Rewind album: After the Goldrush, by Neil Young
The title track of Canadian rocker Neil Young's third solo album has provoked much debate among his fans since its release.

Neil Young
Reprise
The title track of Canadian rocker Neil Young's third solo album has provoked much debate among his fans since its release. After the Goldrush is a beautiful, haunting, heartfelt ballad sung in a key that's slightly too high for Young's range, and accompanied by a graceful piano. A gentle interlude on a flugelhorn adds a wistful dimension. But what is the song about?
The three verses, which share a poetic quality, are enigmatic: the first has a medieval theme, and features the song's defining line "Look at mother nature on the run/In the 1970s", a reference which was updated as Young performed the song live throughout his career.

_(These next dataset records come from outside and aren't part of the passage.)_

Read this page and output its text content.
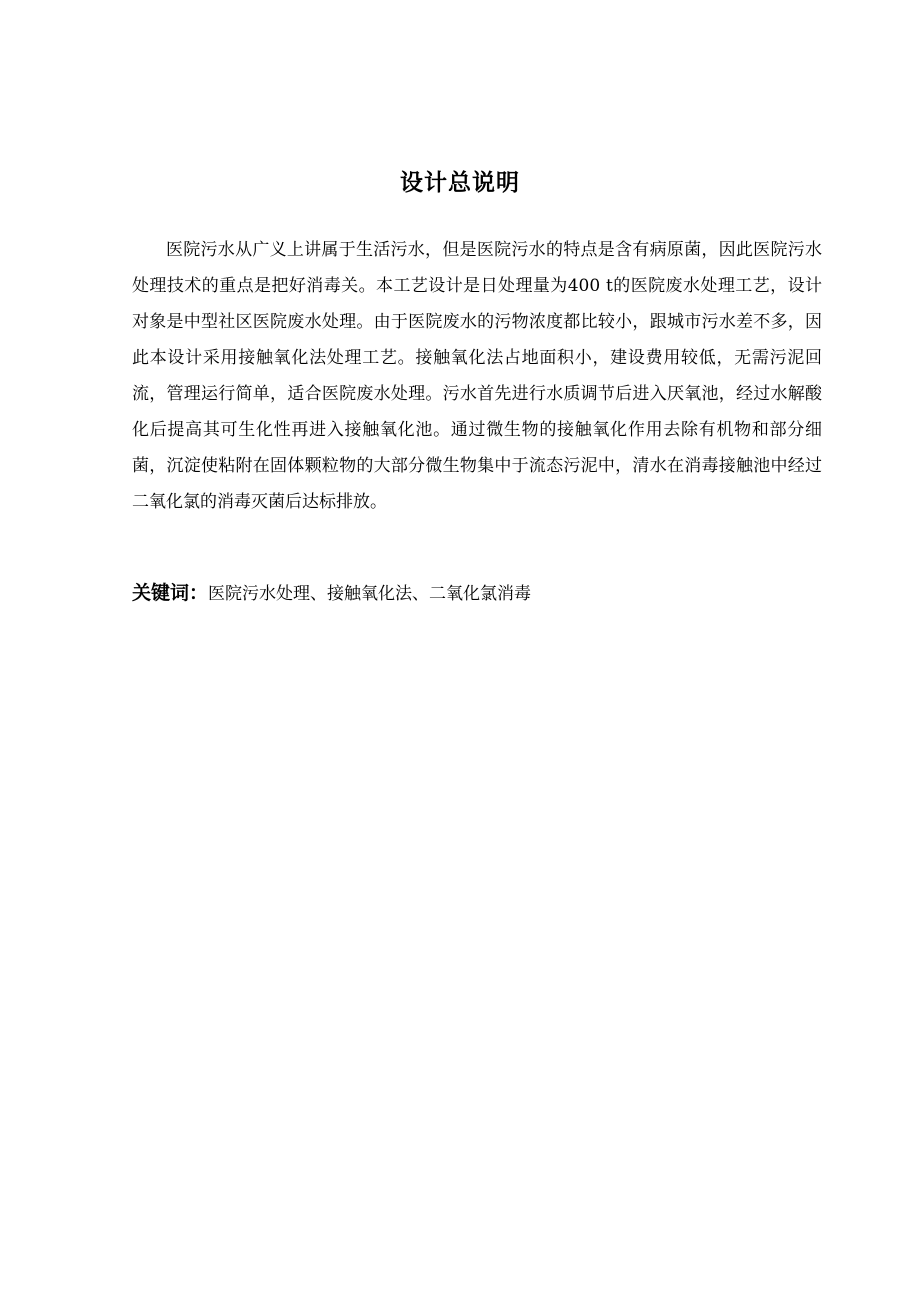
设计总说明

医院污水从广义上讲属于生活污水，但是医院污水的特点是含有病原菌，因此医院污水处理技术的重点是把好消毒关。本工艺设计是日处理量为400 t的医院废水处理工艺，设计对象是中型社区医院废水处理。由于医院废水的污物浓度都比较小，跟城市污水差不多，因此本设计采用接触氧化法处理工艺。接触氧化法占地面积小，建设费用较低，无需污泥回流，管理运行简单，适合医院废水处理。污水首先进行水质调节后进入厌氧池，经过水解酸化后提高其可生化性再进入接触氧化池。通过微生物的接触氧化作用去除有机物和部分细菌，沉淀使粘附在固体颗粒物的大部分微生物集中于流态污泥中，清水在消毒接触池中经过二氧化氯的消毒灭菌后达标排放。

关键词：医院污水处理、接触氧化法、二氧化氯消毒
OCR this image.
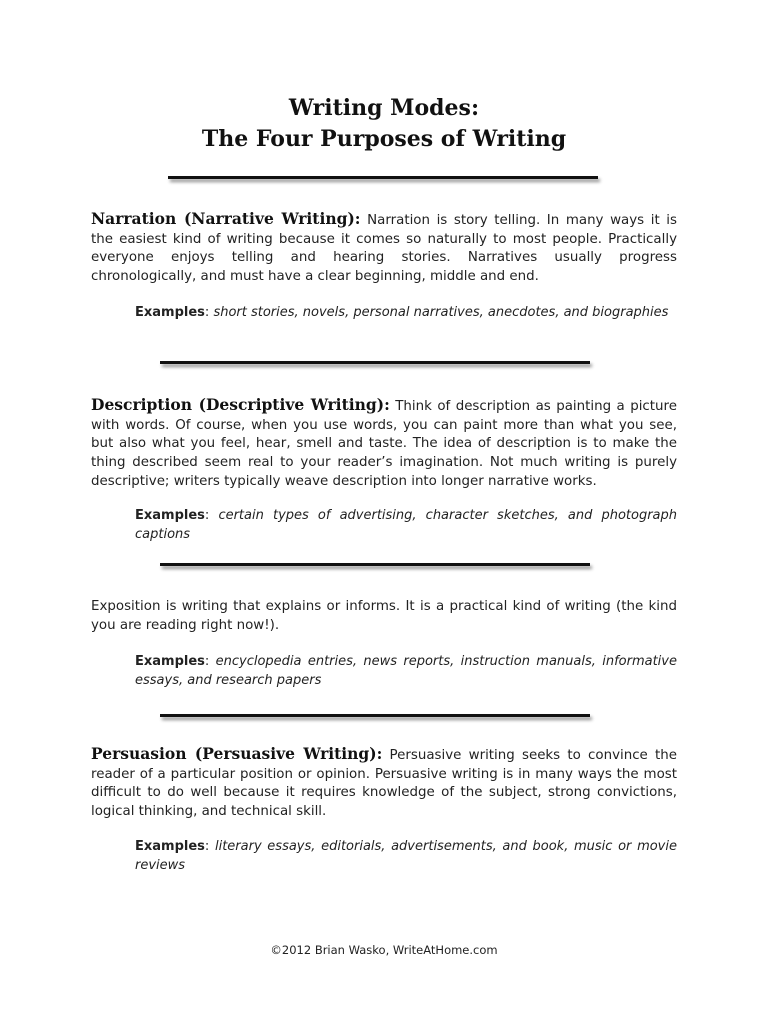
Writing Modes:
The Four Purposes of Writing

Narration (Narrative Writing): Narration is story telling. In many ways it is the easiest kind of writing because it comes so naturally to most people. Practically everyone enjoys telling and hearing stories. Narratives usually progress chronologically, and must have a clear beginning, middle and end.

Examples: short stories, novels, personal narratives, anecdotes, and biographies

Description (Descriptive Writing): Think of description as painting a picture with words. Of course, when you use words, you can paint more than what you see, but also what you feel, hear, smell and taste. The idea of description is to make the thing described seem real to your reader’s imagination. Not much writing is purely descriptive; writers typically weave description into longer narrative works.

Examples: certain types of advertising, character sketches, and photograph captions

Exposition is writing that explains or informs. It is a practical kind of writing (the kind you are reading right now!).

Examples: encyclopedia entries, news reports, instruction manuals, informative essays, and research papers

Persuasion (Persuasive Writing): Persuasive writing seeks to convince the reader of a particular position or opinion. Persuasive writing is in many ways the most difficult to do well because it requires knowledge of the subject, strong convictions, logical thinking, and technical skill.

Examples: literary essays, editorials, advertisements, and book, music or movie reviews

©2012 Brian Wasko, WriteAtHome.com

Verse two has an apocalyptic feel, with the narrator "Lying in a burned out basement", where he's "Thinking about what a friend had said" and "Hoping it was a lie". The final verse is pure science fiction, with a spaceship arriving to "Fly mother nature's silver seed/To a new home in the sun".
The song would seem to contain an environmental warning, but Young would not confirm this. All that is known is that After the Goldrush, along with fellow track Cripple Creek Ferry, was composed for a film by actor Dean Stockwell. But the film was never made, the script disappeared and no one could remember what it was about, other than that it was esoteric and had a science-fiction theme. So the ideas behind the verses will probably never be known.
When After the Goldrush was first heard in 1970, the critical reception was mixed. Rolling Stone magazine's Langdon Winner dismissed the whole album as "a pie half-baked" in a review that is sometimes cited as the most misjudged piece of criticism to appear in the magazine. The record became one of the prolific Young's most revered works.